Apesar da relutância chinesa, vários analistas dizem que a ideia de suspender temporariamente o fornecimento de petróleo à Coreia do Norte tem ganho terreno entre a cúpula do Partido Comunista Chinês. Em 2003, Pequim cortou as exportações de petróleo durante três dias, como forma de punição por um ensaio nuclear, obrigando o anterior líder, Kim Jong-il, a iniciar conversações diplomáticas.
“Irá haver sanções, mas não será um corte total do fornecimento de petróleo”, considera o professor da Universidade de Jilin (China), Wang Sheng, citado pelo South China Morning Post. “A China não quer o colapso do regime, apenas quer impulsionar negociações de paz, portanto cortar o sustento petrolífero da Coreia do Norte não encaixa nos objectivos chineses”, acrescenta.
O Ministério dos Negócios Estrangeiros chinês disse apenas que pretende participar nas discussões no Conselho de Segurança das Nações Unidas “de uma forma responsável e construtiva”.

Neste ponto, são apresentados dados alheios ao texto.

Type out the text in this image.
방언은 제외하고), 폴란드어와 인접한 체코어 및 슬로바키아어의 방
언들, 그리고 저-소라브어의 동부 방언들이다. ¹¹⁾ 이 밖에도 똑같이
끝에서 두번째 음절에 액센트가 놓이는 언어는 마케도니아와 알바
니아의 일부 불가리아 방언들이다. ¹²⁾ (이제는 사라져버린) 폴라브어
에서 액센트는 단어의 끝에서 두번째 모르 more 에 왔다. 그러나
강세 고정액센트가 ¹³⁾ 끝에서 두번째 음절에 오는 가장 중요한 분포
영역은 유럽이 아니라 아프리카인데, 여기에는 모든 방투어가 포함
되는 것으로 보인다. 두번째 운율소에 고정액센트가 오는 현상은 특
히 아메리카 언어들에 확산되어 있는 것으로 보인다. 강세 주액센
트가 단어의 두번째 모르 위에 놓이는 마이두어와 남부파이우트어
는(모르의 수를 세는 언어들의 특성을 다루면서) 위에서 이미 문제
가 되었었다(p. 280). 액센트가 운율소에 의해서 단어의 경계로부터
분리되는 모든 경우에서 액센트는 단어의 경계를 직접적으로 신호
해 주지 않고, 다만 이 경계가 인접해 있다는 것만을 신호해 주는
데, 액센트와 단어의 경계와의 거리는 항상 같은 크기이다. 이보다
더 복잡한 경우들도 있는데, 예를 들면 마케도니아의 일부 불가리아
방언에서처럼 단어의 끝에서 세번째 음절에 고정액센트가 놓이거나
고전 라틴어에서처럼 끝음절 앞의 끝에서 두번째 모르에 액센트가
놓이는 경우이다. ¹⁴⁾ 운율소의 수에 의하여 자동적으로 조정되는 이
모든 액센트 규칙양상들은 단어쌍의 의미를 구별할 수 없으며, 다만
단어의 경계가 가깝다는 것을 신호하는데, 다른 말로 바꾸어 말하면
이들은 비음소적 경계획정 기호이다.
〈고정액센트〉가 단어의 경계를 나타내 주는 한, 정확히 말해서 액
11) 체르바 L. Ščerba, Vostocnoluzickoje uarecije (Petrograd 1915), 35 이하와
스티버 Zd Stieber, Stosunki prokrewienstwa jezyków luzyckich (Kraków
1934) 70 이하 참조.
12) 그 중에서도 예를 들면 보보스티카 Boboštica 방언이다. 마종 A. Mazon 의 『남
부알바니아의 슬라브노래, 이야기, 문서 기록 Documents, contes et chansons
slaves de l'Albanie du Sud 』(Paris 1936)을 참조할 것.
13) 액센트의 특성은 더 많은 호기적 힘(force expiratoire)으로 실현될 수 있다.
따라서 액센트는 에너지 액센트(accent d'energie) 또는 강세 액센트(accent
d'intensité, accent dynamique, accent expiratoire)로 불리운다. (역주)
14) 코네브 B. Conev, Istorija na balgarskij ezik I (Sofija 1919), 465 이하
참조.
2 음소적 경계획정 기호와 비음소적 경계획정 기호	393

Uma das questões mais importantes é o calendário. Vários analistas estão convencidos de que a China não irá adoptar nenhuma medida decisiva em relação à Coreia do Norte antes do Congresso Nacional do PCC, marcado para 18 de Outubro. “Xi não irá certamente apreciar que a sombra de Pyongyang paire sobre a preparação do 19.º Congresso, ou pior ainda, realize algum tipo de teste enquanto estiver a decorrer”, escreve o investigador da Universidade de Cambridge, Dylan Loh.
As sucessivas rondas de sanções pouco têm feito para conter as ambições da Coreia do Norte e parece pouco provável que esse cálculo venha a mudar brevemente. Ainda esta terça-feira, um porta-voz do Ministério dos Negócios Estrangeiros do país prometeu uma resposta a potenciais novas medidas. “E os EUA serão totalmente responsáveis pelas consequências catastróficas que se irão seguir”, acrescentou.
Numa conferência do think-tank conservador American Enterprise Institute, a própria Nikki Haley admitiu a possibilidade de novas sanções não alterarem de forma significativa o comportamento da Coreia do Norte. A esperança da embaixadora é que “seja cortado o financiamento que lhes permite construir mísseis balísticos”.
A falta de um acordo para novas medidas pode levar os EUA a adoptarem sanções secundárias que tenham como alvo, por exemplo, instituições bancárias chinesas que financiam a economia norte-coreana. Foi o que aconteceu em Junho, quando o Departamento do Tesouro acrescentou o Banco Dandong a uma lista de exclusões do sistema financeiro norte-americano. Uma das hipóteses para Trump seria aplicar sanções a um banco de maior dimensão, como o Banco da China, arriscando, porém, uma resposta semelhante por parte de Pequim.